Combine Ingredients and Blend...

My first indication that the home my boyfriend and I had created between us and our two boys (one each from previous relationships) was just that--a home--sounded like this:

"Yes it is."
"No it isn't."
"Yes it is."
"No it isn't"

It was coming from the backseat of the car as we all headed to my parents' house on Christmas Eve. It sounds terribly cliched, I know. I wouldn't have believed that exact conversation actually happens outside of sitcom scenes, had I not heard it myself.

As much as it annoyed me, as knowing as the glance exchanged between my boyfriend and me was, and as quickly as I wanted the nails-on-the-chalkboard sound of the bickering to end, I gained a new awareness upon hearing it:

This was the sound of Siblinghood (yes, that's a word...now).

It wasn't long, a car ride maybe two weeks later, before I was telling them not to touch each other. Next week I'm sure to hear "I'm not touching youuuuu" as one of their fingers hovers menacingly close to the other's leg or arm or face.

Because that's what siblings DO, right?

Last weekend, we were driving again when I heard my steppy son teasing my son by reminding him he'd left a toy behind where we'd been. Instead of giving the toy back to my son, he was saying "finders keepers" type things, playing with the toy in front of him and (until I stepped in) refusing to give it back. At first (even at second), I was really irked. I couldn't imagine what a 12-year-old would want with a toy a 4-year-old was into.

Then I realized it wasn't about that at all. For the first time in his life, my steppy son is an older brother. It's his JOB to tease the only person in the house smaller than him (for the time being anyway). Likewise, it's my son's job to drive my steppy son crazy by trying to imitate every last thing he does that my son thinks is cool (which is everything, of course).

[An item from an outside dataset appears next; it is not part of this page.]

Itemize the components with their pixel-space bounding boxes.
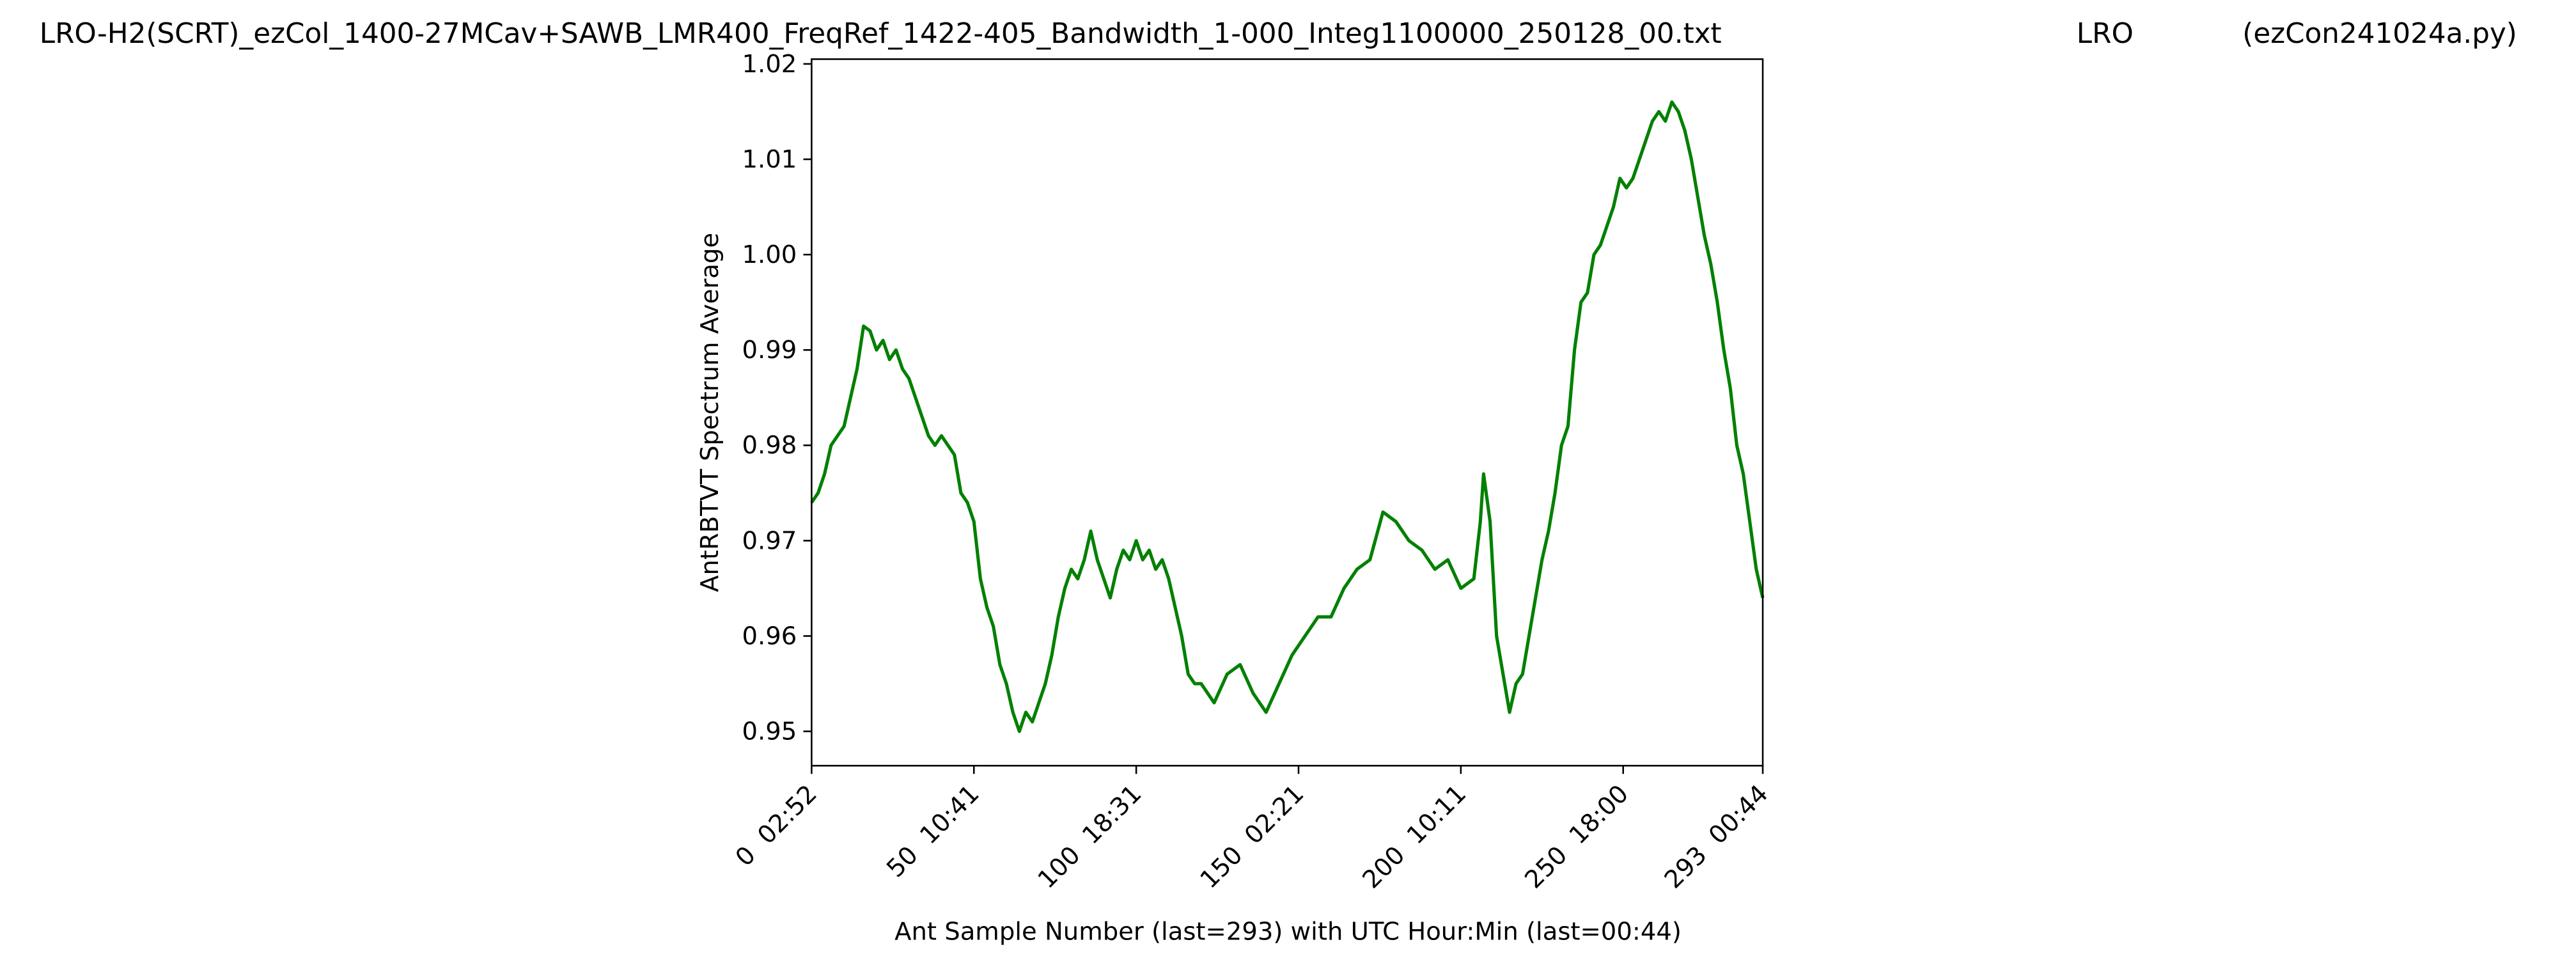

If I really want these two boys to feel like brothers--and I do--I have to recognize that this sort of thing comes with the territory.

Here's what else I realized: the kids are doing it better than I am...the blended family thing.

The mother of two biological sons would never have bothered herself with stepping in to stop an argument unless one of them were on fire. That mother is capable of tuning out all manner of verbal sparring and can probably even ignore a half nelson here or there. She knows they'll work it out on their own.

I am still hypersensitive, super vigilant, (probably over-) protective of my own child in these situations. 

As much time as I spend doing for my steppy son all the things a mother does for her child: cooking and folding laundry and interrogating about homework, I am always aware that he HAS a mom of his own, a real biological mom--and it isn't me. And though my boyfriend and I devote much time to discussing what's best for each of our children, for the most part we still retain a sort of unilateral executive decision making power over our respective domains.

Honestly, this can sometimes make things easier; we skip the difficulty of compromising because we don't always HAVE to, and we don't always have to agree. In the case of a hung jury, the DNA contributor always beats the other interested party (no matter how interested the other party).

On the other hand, our ability to take short cuts around those difficult arrivals at consensus is a reminder that our familial ingredients have yet to fully combine. 

I know these things don't happen overnight. If they did it would be weird. I think it wouldn't show the proper respect for what it truly IS to be completely integrated. And it would also downplay the monumental honor it is to be a child's biological parent. 

Still, our family quilt could certainly be more seamless.

I'm sure those days will come with time. It's a state to look forward to. For now, I'll pause to reflect on and appreciate all these little milestones along the way, no matter how irritating they can sometimes sound from the front seat.